Soweit könnte man das Vorgefallene tatsächlich in ein Filmdrehbuch übersetzen – wäre das Gedicht nicht weit mehr als die blosse Wiedergabe einer Szene. Ein irritierender erster Satz ist ihm vorangestellt: «Im Schlaf spielt er den Träumenden». Was soll das heissen?

Der Titel bestätigt ausdrücklich, dass es sich um ein Geschehen «Im Schlaf» handelt. Was das Gedicht schildert – die Frau erhebt sich, kleidet sich an und verreist –, ist geträumt.

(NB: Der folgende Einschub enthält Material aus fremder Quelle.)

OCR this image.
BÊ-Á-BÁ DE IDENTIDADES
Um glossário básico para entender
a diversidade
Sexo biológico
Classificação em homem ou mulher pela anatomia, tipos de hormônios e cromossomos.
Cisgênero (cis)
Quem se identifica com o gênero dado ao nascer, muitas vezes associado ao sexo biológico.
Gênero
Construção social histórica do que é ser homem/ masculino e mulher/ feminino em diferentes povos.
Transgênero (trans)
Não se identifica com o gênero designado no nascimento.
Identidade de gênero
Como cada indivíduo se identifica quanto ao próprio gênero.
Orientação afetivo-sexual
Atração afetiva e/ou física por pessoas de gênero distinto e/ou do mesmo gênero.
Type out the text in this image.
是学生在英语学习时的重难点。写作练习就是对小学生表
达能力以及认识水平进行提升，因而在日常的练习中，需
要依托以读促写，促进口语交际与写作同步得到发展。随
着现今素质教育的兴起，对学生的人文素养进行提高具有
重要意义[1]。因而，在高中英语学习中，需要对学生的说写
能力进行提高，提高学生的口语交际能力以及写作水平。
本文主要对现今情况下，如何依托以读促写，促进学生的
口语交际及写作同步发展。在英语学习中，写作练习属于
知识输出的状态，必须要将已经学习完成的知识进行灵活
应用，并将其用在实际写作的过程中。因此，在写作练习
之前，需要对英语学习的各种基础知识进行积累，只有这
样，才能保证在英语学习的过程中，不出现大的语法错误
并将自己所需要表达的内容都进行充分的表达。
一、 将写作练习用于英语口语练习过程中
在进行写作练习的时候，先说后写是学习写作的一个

Über den Traum hinaus gibt es keine Anhaltspunkte darüber, wie das Er und das Sie zueinander stehen. Kann sein, der Mann träumt seine langjährige Gattin, die jede Nacht neben ihm liegt, von sich weg. Kann sein, er holt eine frühere Liebesbeziehung in seinen Traum. Kann sein, er teilt das Bett mit einer Prostituierten, an der er nach dem Liebesakt sein Interesse verloren hat. Wer sagt im Übrigen, dass es sich um eine Frau handelt, die er kennt? Sie kann ebenso gut das Produkt seiner Fantasie oder eine symbolische Figur sein, die für etwas steht, das er nach dem Erwachen erst noch zu entschlüsseln hat. Kurz, die Dame ist von höchst zweifelhaftem Charakter, was ihren Realitätsgrad angeht.

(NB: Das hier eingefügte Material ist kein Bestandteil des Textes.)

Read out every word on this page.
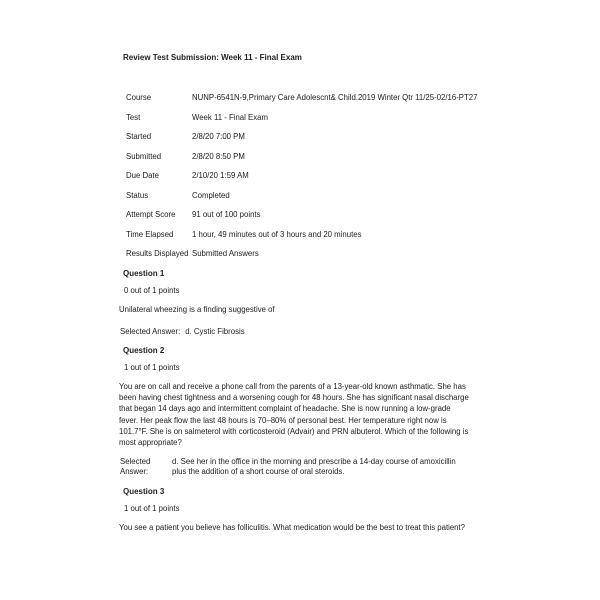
Review Test Submission: Week 11 - Final Exam
Course	NUNP-6541N-9,Primary Care Adolescnt& Child.2019 Winter Qtr 11/25-02/16-PT27
Test	Week 11 - Final Exam
Started	2/8/20 7:00 PM
Submitted	2/8/20 8:50 PM
Due Date	2/10/20 1:59 AM
Status	Completed
Attempt Score	91 out of 100 points
Time Elapsed	1 hour, 49 minutes out of 3 hours and 20 minutes
Results Displayed Submitted Answers
Question 1
0 out of 1 points
Unilateral wheezing is a finding suggestive of
Selected Answer: d. Cystic Fibrosis
Question 2
1 out of 1 points
You are on call and receive a phone call from the parents of a 13-year-old known asthmatic. She has
been having chest tightness and a worsening cough for 48 hours. She has significant nasal discharge
that began 14 days ago and intermittent complaint of headache. She is now running a low-grade
fever. Her peak flow the last 48 hours is 70–80% of personal best. Her temperature right now is
101.7°F. She is on salmeterol with corticosteroid (Advair) and PRN albuterol. Which of the following is
most appropriate?
Selected
Answer:
d. See her in the office in the morning and prescribe a 14-day course of amoxicillin
plus the addition of a short course of oral steroids.
Question 3
1 out of 1 points
You see a patient you believe has folliculitis. What medication would be the best to treat this patient?
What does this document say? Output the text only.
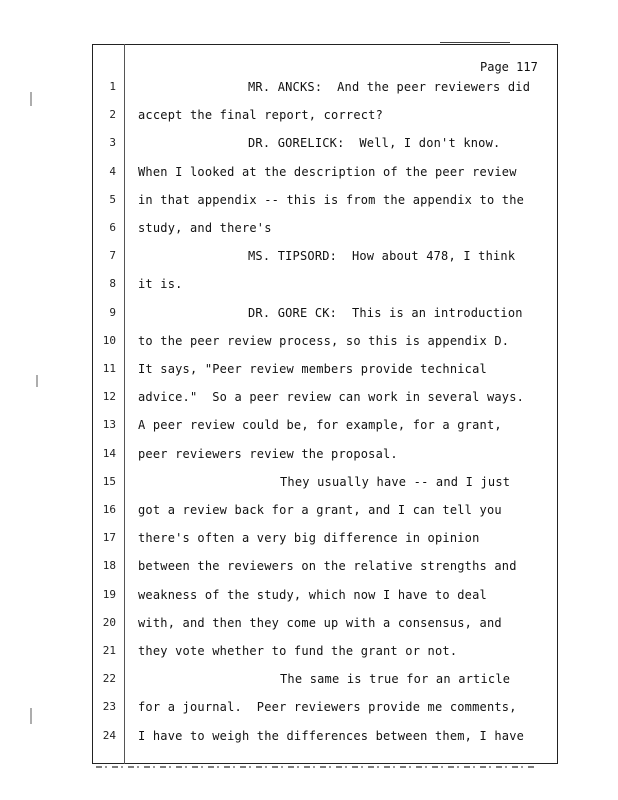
Page 117
1	MR. ANCKS:  And the peer reviewers did
2 accept the final report, correct?
3	DR. GORELICK:  Well, I don't know.
4 When I looked at the description of the peer review
5 in that appendix -- this is from the appendix to the
6 study, and there's
7	MS. TIPSORD:  How about 478, I think
8 it is.
9	DR. GORE CK:  This is an introduction
10 to the peer review process, so this is appendix D.
11 It says, "Peer review members provide technical
12 advice."  So a peer review can work in several ways.
13 A peer review could be, for example, for a grant,
14 peer reviewers review the proposal.
15	They usually have -- and I just
16 got a review back for a grant, and I can tell you
17 there's often a very big difference in opinion
18 between the reviewers on the relative strengths and
19 weakness of the study, which now I have to deal
20 with, and then they come up with a consensus, and
21 they vote whether to fund the grant or not.
22	The same is true for an article
23 for a journal.  Peer reviewers provide me comments,
24 I have to weigh the differences between them, I have
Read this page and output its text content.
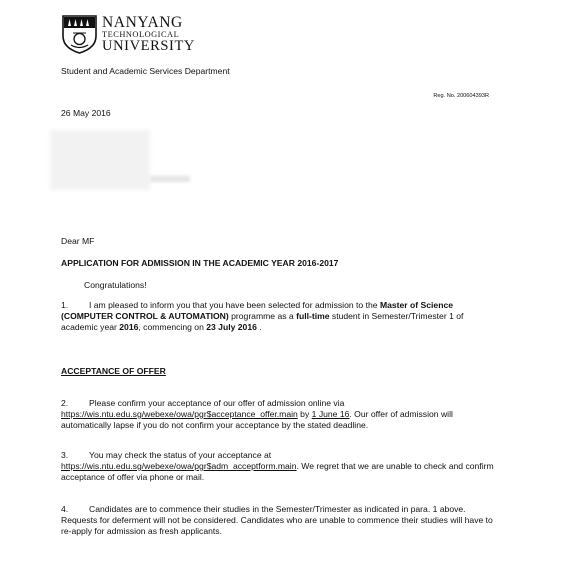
NANYANG
TECHNOLOGICAL
UNIVERSITY
Student and Academic Services Department
Reg. No. 200604393R
26 May 2016
Dear MF
APPLICATION FOR ADMISSION IN THE ACADEMIC YEAR 2016-2017
Congratulations!
1. I am pleased to inform you that you have been selected for admission to the Master of Science (COMPUTER CONTROL & AUTOMATION) programme as a full-time student in Semester/Trimester 1 of academic year 2016, commencing on 23 July 2016 .
ACCEPTANCE OF OFFER
2. Please confirm your acceptance of our offer of admission online via https://wis.ntu.edu.sg/webexe/owa/pgr$acceptance_offer.main by 1 June 16. Our offer of admission will automatically lapse if you do not confirm your acceptance by the stated deadline.
3. You may check the status of your acceptance at https://wis.ntu.edu.sg/webexe/owa/pgr$adm_acceptform.main. We regret that we are unable to check and confirm acceptance of offer via phone or mail.
4. Candidates are to commence their studies in the Semester/Trimester as indicated in para. 1 above. Requests for deferment will not be considered. Candidates who are unable to commence their studies will have to re-apply for admission as fresh applicants.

Aber auch der Anlass selbst, der sie aus dem Bett treibt, weist mehr in die Richtung des Möglichen als des Wirklichen: Einer träumt, dass er im Traum absichtlich einen bestimmten Satz von sich gibt, den seine Mitschläferin sogleich begreift und daraus ihre Konsequenzen zieht. Welch ein kunstfertiger Träumer ist hier am Werk! Einer, den es, Hand aufs Herz, so nicht geben kann.

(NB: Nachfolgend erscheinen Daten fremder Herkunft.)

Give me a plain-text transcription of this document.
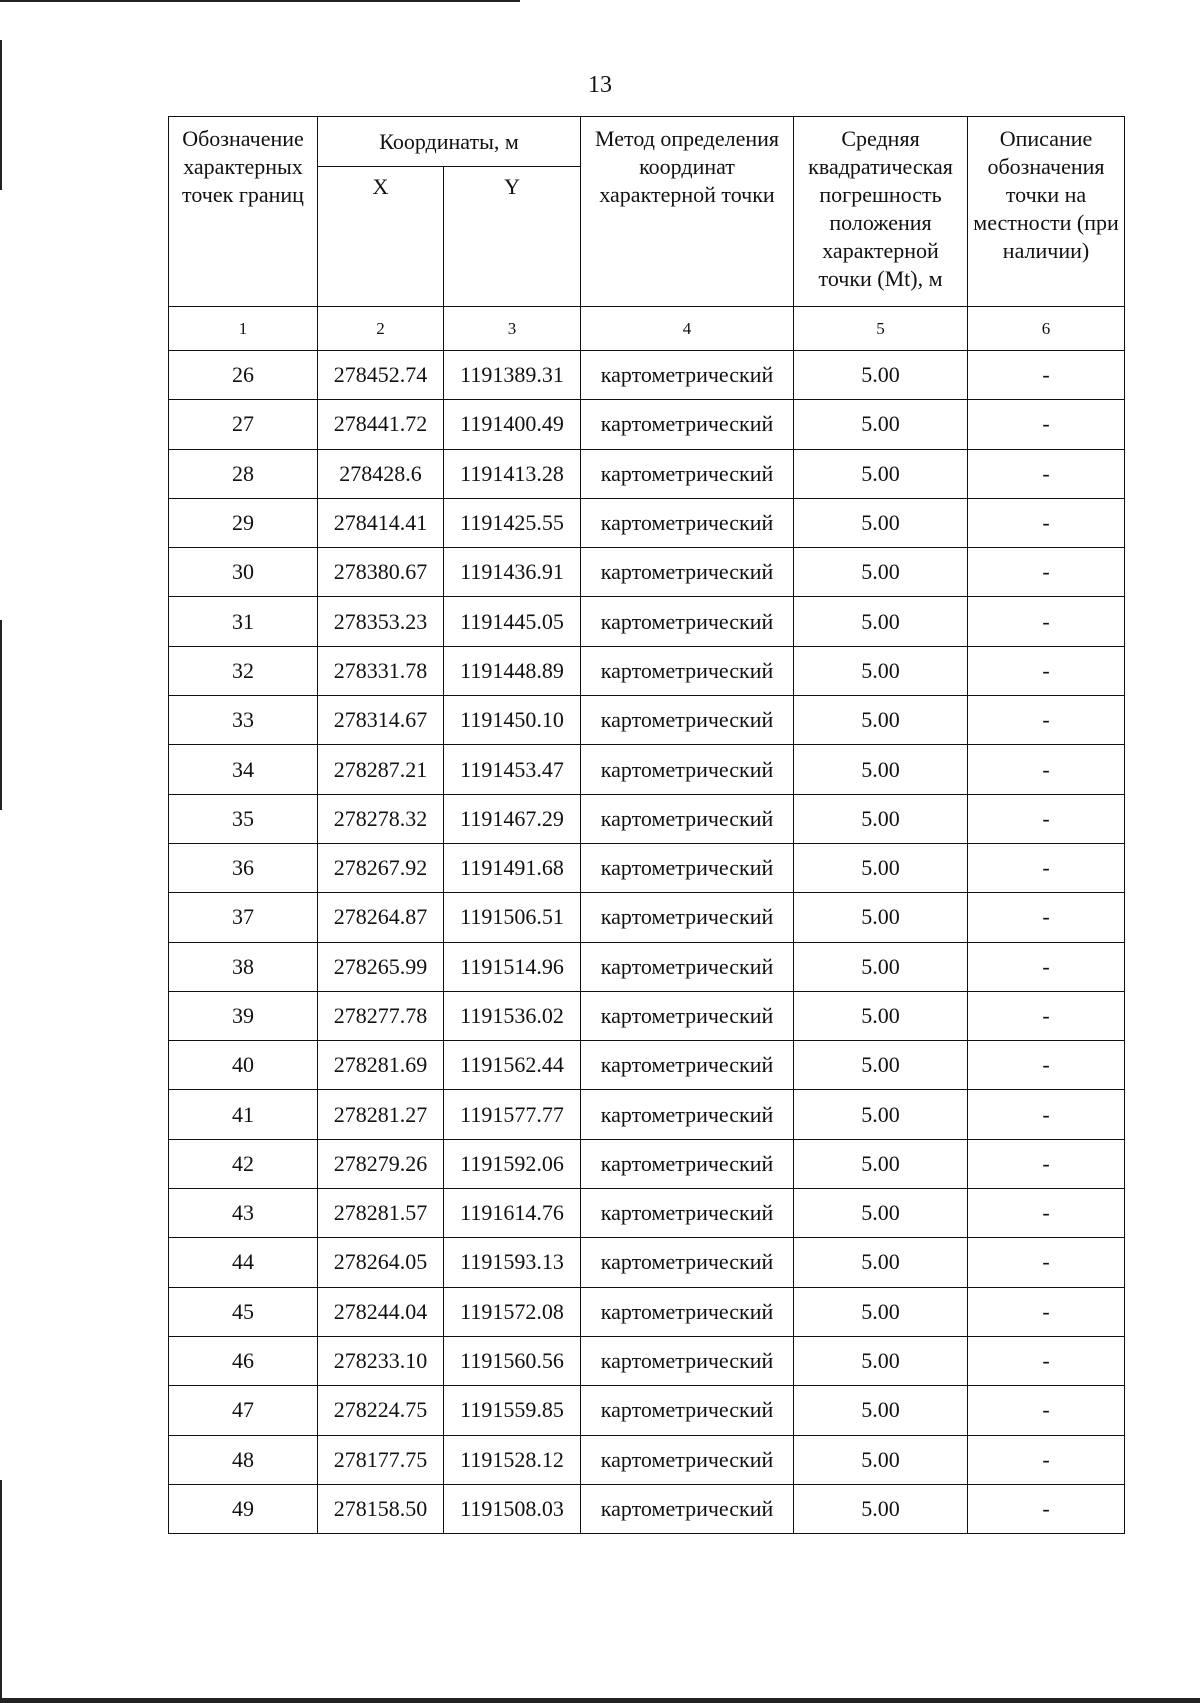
13
Обозначение характерных точек границ	Координаты, м		Метод определения координат характерной точки	Средняя квадратическая погрешность положения характерной точки (Mt), м	Описание обозначения точки на местности (при наличии)
	X	Y			
1	2	3	4	5	6
26	278452.74	1191389.31	картометрический	5.00	-
27	278441.72	1191400.49	картометрический	5.00	-
28	278428.6	1191413.28	картометрический	5.00	-
29	278414.41	1191425.55	картометрический	5.00	-
30	278380.67	1191436.91	картометрический	5.00	-
31	278353.23	1191445.05	картометрический	5.00	-
32	278331.78	1191448.89	картометрический	5.00	-
33	278314.67	1191450.10	картометрический	5.00	-
34	278287.21	1191453.47	картометрический	5.00	-
35	278278.32	1191467.29	картометрический	5.00	-
36	278267.92	1191491.68	картометрический	5.00	-
37	278264.87	1191506.51	картометрический	5.00	-
38	278265.99	1191514.96	картометрический	5.00	-
39	278277.78	1191536.02	картометрический	5.00	-
40	278281.69	1191562.44	картометрический	5.00	-
41	278281.27	1191577.77	картометрический	5.00	-
42	278279.26	1191592.06	картометрический	5.00	-
43	278281.57	1191614.76	картометрический	5.00	-
44	278264.05	1191593.13	картометрический	5.00	-
45	278244.04	1191572.08	картометрический	5.00	-
46	278233.10	1191560.56	картометрический	5.00	-
47	278224.75	1191559.85	картометрический	5.00	-
48	278177.75	1191528.12	картометрический	5.00	-
49	278158.50	1191508.03	картометрический	5.00	-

Kümmert uns das? Die suggestiven Bilder der sich ankleidenden Frau und die dramatische Wende, die das Geschehen nimmt, lassen uns vergessen, dass sich dieses im Bereich des Virtuellen bewegt. Wollte allerdings ein Regisseur die feinen Abstufungen der Virtualität wiedergeben, die darin mitschwingen, er hätte seine liebe Not. Wie zum Beispiel das Geräusch der Untergrundbahn abmischen, die der Mann «lautlos» wegfahren hört? Im Gedicht legt sich das Gespinst der Traumwelt auf den handfesten Stoff einer Trennung, mischt sich mit diesem, schafft mit ihm zusammen eine eigene Welt, vieldeutig wie es sie nur in der menschlichen Vorstellung gibt.

Luc Bondy, 1948 in Zürich geboren, ist ein gefeierter und vielfach ausgezeichneter Regisseur, der sich sowohl im Schauspiel als auch in Oper und Film einen Namen gemacht hat. Er wirkt heute vor allem auf den grossen Bühnen von Wien, Paris und Berlin. Seit 2001 ist er Leiter der Wiener Festwochen, seit diesem Jahr Direktor des Théâtre de l’Odéon. Nach zwei Prosabänden legte er vor zwei Monaten seinen ersten Lyrikband vor: «Toronto», erschienen im Verlag Zsolnay.